Ahora son otros tiempos y el nuevo director del CENIEH cree que de todas las actividades científicas se puede sacar rendimiento económico. "Los técnicos pueden trabajar para empresas que nos contraten, pero también los geólogos podemos hacerlo para el sector privado como personal del centro e incluso los paleontólogos, en investigaciones forenses, por ejemplo, tienen posibilidades". Ante las dudas de que esto pueda afectar a las investigaciones con los fósiles, asegura que "las administraciones no quieren que se abandone el estudio de la evolución humana, pero si no encontramos fondos, este centro seguirá casi vacío" argumenta.

De hecho, ya se han implicado en el proyecto del Geo-Parque de la Sierra de la Demanda, una iniciativa apoyada por la Unesco en la que trabajará personal del centro.

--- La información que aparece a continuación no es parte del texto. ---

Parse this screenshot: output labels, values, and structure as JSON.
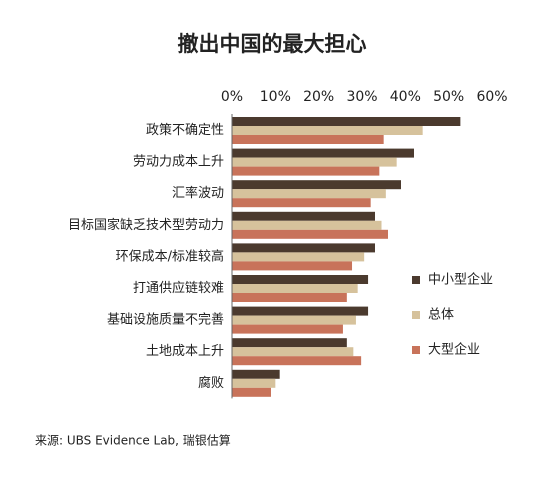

La autora y Alfredo Pérez, ante el cráter de Ngorongo. Foto: Rosa M. Tristán

Recuerdo que fue el mismo Alfredo Pérez quien un día que estaba de visita en Burgos me enseñó todos los entresijos del edificio, desde una sala en la planta superior, con una mesa y sillones dignos del consejo de administración de un banco (idea del gestor que dirigió la construcción, cuando nos sobraba el dinero) a unos sótanos con cajas fuertes, que también me recordaron a los de una entidad financiera, pero que allí sirven para guardar los valiosos huesos de Atapuerca. Realmente, parecía un desierto. Incluso los depósitos están prácticamente vacíos.

Precisamente, ese es otro de los retos por delante, según me confiesa: almacenar todos los fósiles de la sierra burgalesa que están ahora en otros lugares de estudio. "Depositado oficialmente en el CENIEH no hay nada, nada de nada, repito, y la Consejería de Cultura de Castilla y León quiere recuperar los restos porque es de su propiedad, así que se los tendrán que pedir a quienes los tienen", apunta.

Ardua tarea tiene por delante: sacar adelante un monstruo de 11.000 metros cuadrados, claro ejemplo de cómo el derroche público llegó a todas las áreas (os recuerdo que costó la friolera de 30 millones de euros, al margen del equipamiento, y se inauguró en 2009). Ahora la ciencia es la hermana pobre de nuestro sistema y está en reconversión.

Este artículo se publicó originalmente en el blog de la autora, Laboratorio de Sapiens.